Fin qui i racconti delle nostre fonti. Poi ci aggiungiamo qualche altra considerazione. La prima, è che questa nuova rappresentazione degli schieramenti politici alla fine porterebbe a due poli dal peso elettorale molto simile quindi senza un vincitore chiaro. Ora che tutti vadano a farsi questa mano di poker senza avere certezza della vittoria ci sta pure, perché, come ho cercato di spiegare, ciascuno potrebbe avere il suo piccolo tornaconto personale. Ma è difficile immagine che i due poli così rappresentati possano arrivare alla maggioranza e quindi a governare. Dunque, si profilerebbe uno stallo risolvibile soltanto con un governo di unità nazionale, verosimilmente a guida Mario Draghi. Scenario che continua a piacere a tanti.

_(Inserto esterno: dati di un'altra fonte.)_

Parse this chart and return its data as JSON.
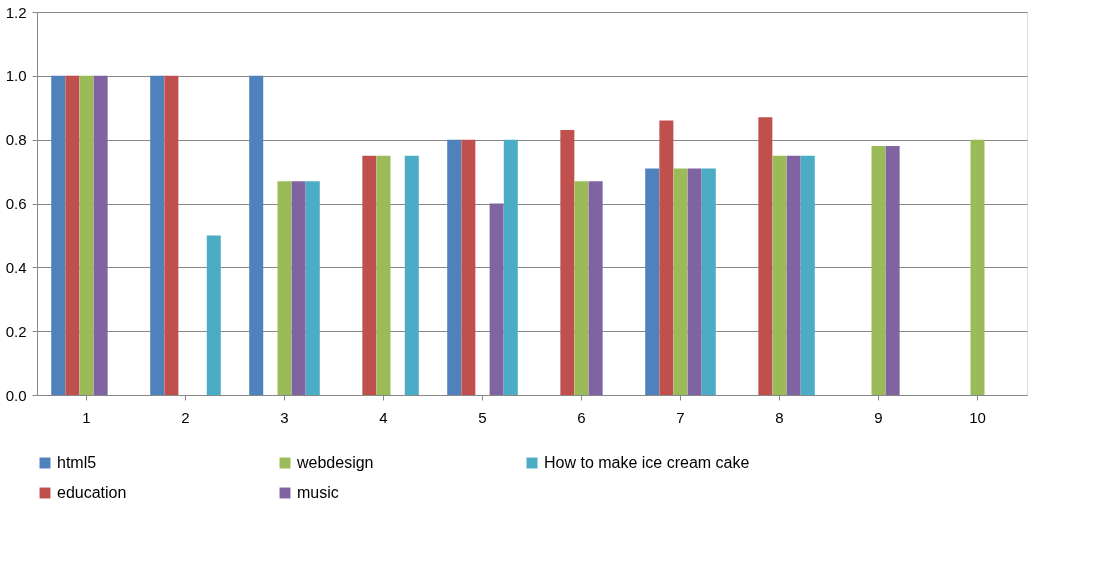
{
  "chart_data": {
    "type": "bar",
    "categories": [
      "1",
      "2",
      "3",
      "4",
      "5",
      "6",
      "7",
      "8",
      "9",
      "10"
    ],
    "series": [
      {
        "name": "html5",
        "color": "#4f81bd",
        "values": [
          1.0,
          1.0,
          1.0,
          null,
          0.8,
          null,
          0.71,
          null,
          null,
          null
        ]
      },
      {
        "name": "education",
        "color": "#c0504d",
        "values": [
          1.0,
          1.0,
          null,
          0.75,
          0.8,
          0.83,
          0.86,
          0.87,
          null,
          null
        ]
      },
      {
        "name": "webdesign",
        "color": "#9bbb59",
        "values": [
          1.0,
          null,
          0.67,
          0.75,
          null,
          0.67,
          0.71,
          0.75,
          0.78,
          0.8
        ]
      },
      {
        "name": "music",
        "color": "#8064a2",
        "values": [
          1.0,
          null,
          0.67,
          null,
          0.6,
          0.67,
          0.71,
          0.75,
          0.78,
          null
        ]
      },
      {
        "name": "How to make ice cream cake",
        "color": "#4bacc6",
        "values": [
          null,
          0.5,
          0.67,
          0.75,
          0.8,
          null,
          0.71,
          0.75,
          null,
          null
        ]
      }
    ],
    "ylim": [
      0,
      1.2
    ],
    "yticks": [
      {
        "value": 0,
        "label": "0.0"
      },
      {
        "value": 0.2,
        "label": "0.2"
      },
      {
        "value": 0.4,
        "label": "0.4"
      },
      {
        "value": 0.6,
        "label": "0.6"
      },
      {
        "value": 0.8,
        "label": "0.8"
      },
      {
        "value": 1.0,
        "label": "1.0"
      },
      {
        "value": 1.2,
        "label": "1.2"
      }
    ],
    "grid": "y",
    "legend": "bottom"
  }
}
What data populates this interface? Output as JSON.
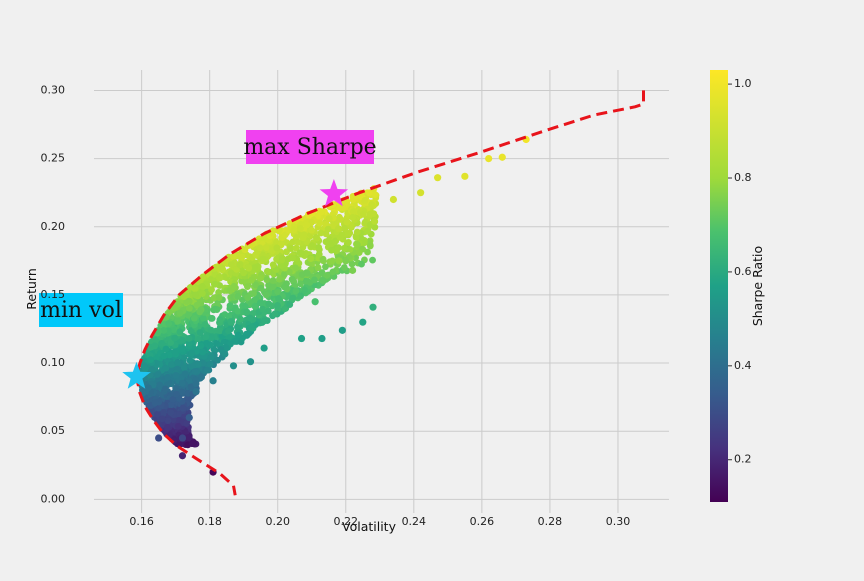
{
  "chart_data": {
    "type": "scatter",
    "title": "",
    "xlabel": "Volatility",
    "ylabel": "Return",
    "colorbar_label": "Sharpe Ratio",
    "xlim": [
      0.146,
      0.315
    ],
    "ylim": [
      -0.01,
      0.315
    ],
    "xticks": [
      "0.16",
      "0.18",
      "0.20",
      "0.22",
      "0.24",
      "0.26",
      "0.28",
      "0.30"
    ],
    "xtick_values": [
      0.16,
      0.18,
      0.2,
      0.22,
      0.24,
      0.26,
      0.28,
      0.3
    ],
    "yticks": [
      "0.00",
      "0.05",
      "0.10",
      "0.15",
      "0.20",
      "0.25",
      "0.30"
    ],
    "ytick_values": [
      0.0,
      0.05,
      0.1,
      0.15,
      0.2,
      0.25,
      0.3
    ],
    "colorbar_ticks": [
      "0.2",
      "0.4",
      "0.6",
      "0.8",
      "1.0"
    ],
    "colorbar_tick_values": [
      0.2,
      0.4,
      0.6,
      0.8,
      1.0
    ],
    "colorbar_range": [
      0.11,
      1.03
    ],
    "colormap": "viridis",
    "grid": true,
    "frontier": {
      "color": "#e8141b",
      "style": "dashed",
      "upper": [
        [
          0.1585,
          0.09
        ],
        [
          0.1595,
          0.1
        ],
        [
          0.161,
          0.11
        ],
        [
          0.163,
          0.12
        ],
        [
          0.1665,
          0.135
        ],
        [
          0.171,
          0.15
        ],
        [
          0.178,
          0.165
        ],
        [
          0.186,
          0.18
        ],
        [
          0.196,
          0.195
        ],
        [
          0.209,
          0.21
        ],
        [
          0.224,
          0.225
        ],
        [
          0.241,
          0.24
        ],
        [
          0.26,
          0.255
        ],
        [
          0.278,
          0.27
        ],
        [
          0.293,
          0.282
        ],
        [
          0.305,
          0.288
        ],
        [
          0.3075,
          0.29
        ],
        [
          0.3075,
          0.3
        ]
      ],
      "lower": [
        [
          0.1585,
          0.09
        ],
        [
          0.1595,
          0.078
        ],
        [
          0.161,
          0.068
        ],
        [
          0.1635,
          0.058
        ],
        [
          0.1665,
          0.048
        ],
        [
          0.1705,
          0.039
        ],
        [
          0.176,
          0.03
        ],
        [
          0.183,
          0.019
        ],
        [
          0.187,
          0.01
        ],
        [
          0.1875,
          0.003
        ]
      ]
    },
    "scatter_samples": [
      {
        "x": 0.181,
        "y": 0.02,
        "sharpe": 0.12
      },
      {
        "x": 0.172,
        "y": 0.032,
        "sharpe": 0.19
      },
      {
        "x": 0.165,
        "y": 0.045,
        "sharpe": 0.3
      },
      {
        "x": 0.255,
        "y": 0.237,
        "sharpe": 0.96
      },
      {
        "x": 0.262,
        "y": 0.25,
        "sharpe": 0.98
      },
      {
        "x": 0.266,
        "y": 0.251,
        "sharpe": 0.98
      },
      {
        "x": 0.273,
        "y": 0.264,
        "sharpe": 1.0
      },
      {
        "x": 0.228,
        "y": 0.141,
        "sharpe": 0.62
      },
      {
        "x": 0.225,
        "y": 0.13,
        "sharpe": 0.58
      },
      {
        "x": 0.219,
        "y": 0.124,
        "sharpe": 0.56
      },
      {
        "x": 0.213,
        "y": 0.118,
        "sharpe": 0.56
      },
      {
        "x": 0.207,
        "y": 0.118,
        "sharpe": 0.57
      },
      {
        "x": 0.196,
        "y": 0.111,
        "sharpe": 0.56
      },
      {
        "x": 0.192,
        "y": 0.101,
        "sharpe": 0.52
      },
      {
        "x": 0.187,
        "y": 0.098,
        "sharpe": 0.51
      },
      {
        "x": 0.181,
        "y": 0.087,
        "sharpe": 0.46
      },
      {
        "x": 0.176,
        "y": 0.079,
        "sharpe": 0.42
      },
      {
        "x": 0.172,
        "y": 0.045,
        "sharpe": 0.28
      },
      {
        "x": 0.174,
        "y": 0.06,
        "sharpe": 0.34
      },
      {
        "x": 0.242,
        "y": 0.225,
        "sharpe": 0.93
      },
      {
        "x": 0.234,
        "y": 0.22,
        "sharpe": 0.92
      },
      {
        "x": 0.247,
        "y": 0.236,
        "sharpe": 0.95
      },
      {
        "x": 0.218,
        "y": 0.175,
        "sharpe": 0.78
      },
      {
        "x": 0.222,
        "y": 0.168,
        "sharpe": 0.75
      },
      {
        "x": 0.211,
        "y": 0.145,
        "sharpe": 0.68
      }
    ],
    "markers": [
      {
        "label": "max Sharpe",
        "x": 0.2165,
        "y": 0.224,
        "color": "#f041f0",
        "label_bg": "#f041f0"
      },
      {
        "label": "min vol",
        "x": 0.1585,
        "y": 0.09,
        "color": "#1ec3f0",
        "label_bg": "#00c8fa"
      }
    ]
  }
}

Fantascienza? Forse si. Sta di fatto che un politico esperto come Goffredo Bettini in una intervista al Corriere è stato molto duro nei confronti di Renzi al punto da far pensare ad una provocazione studiata che spinga Renzi a rompere. E la risposta del coordinatore nazionale di Italia Viva, Ettore Rosato, non si è fatta aspettare: “È il Presidente del Consiglio a staccare la spina del governo, non noi, perché è lui a continuare nel suo atteggiamento di non farsi carico dei problemi, ma anzi, mettendoli sotto il tappeto. Non si può andare avanti così – ha detto Rosato – ci ha detto che ci vedremo in aula sfidandoci? Va bene. Ci vedremo in Parlamento e utilizzeremo la dialettica e i nostri numeri per vedere chi ha ragione rispetto ai ritardi di questo governo. Ma che offerta avrebbe fatto Conte? Noi vogliamo risposte alle nostre richieste, Non ci interessano offerte di posti o di chissà quale tavolo di mediazione”.
E la lotta alla Pandemia? E la gestione del Recovery Plan? “Non c’è problema – ci dicono – alla fine i progetti li fanno le strutture e questo a Bruxelles già lo sanno”. Insomma, possiamo stare tranquilli, la nostra brillante macchina burocratica manderà avanti gli interessi del paese, lasciando la politica libera di fare i propri legittimi giochini. Tutto come sempre, all’insegna della tradizione. Del resto, come diceva Paolo Cohelo, “Vivere è sperimentare, non restare immobili a meditare sul senso della vita”. Ciò che è certo che in uno scenario così complicato il ruolo decisivo è quello del Presidente della Repubblica. Lo è sempre stato, lo sarà ancora di più in una fase così lacerata come l’attuale. Comunque, pochi giorni e tutto sarà chiaro, pochi giorni e capiremo fino a che punto questo paese è in grado di uscire dalla drammatica crisi economica in cui è sprofondato.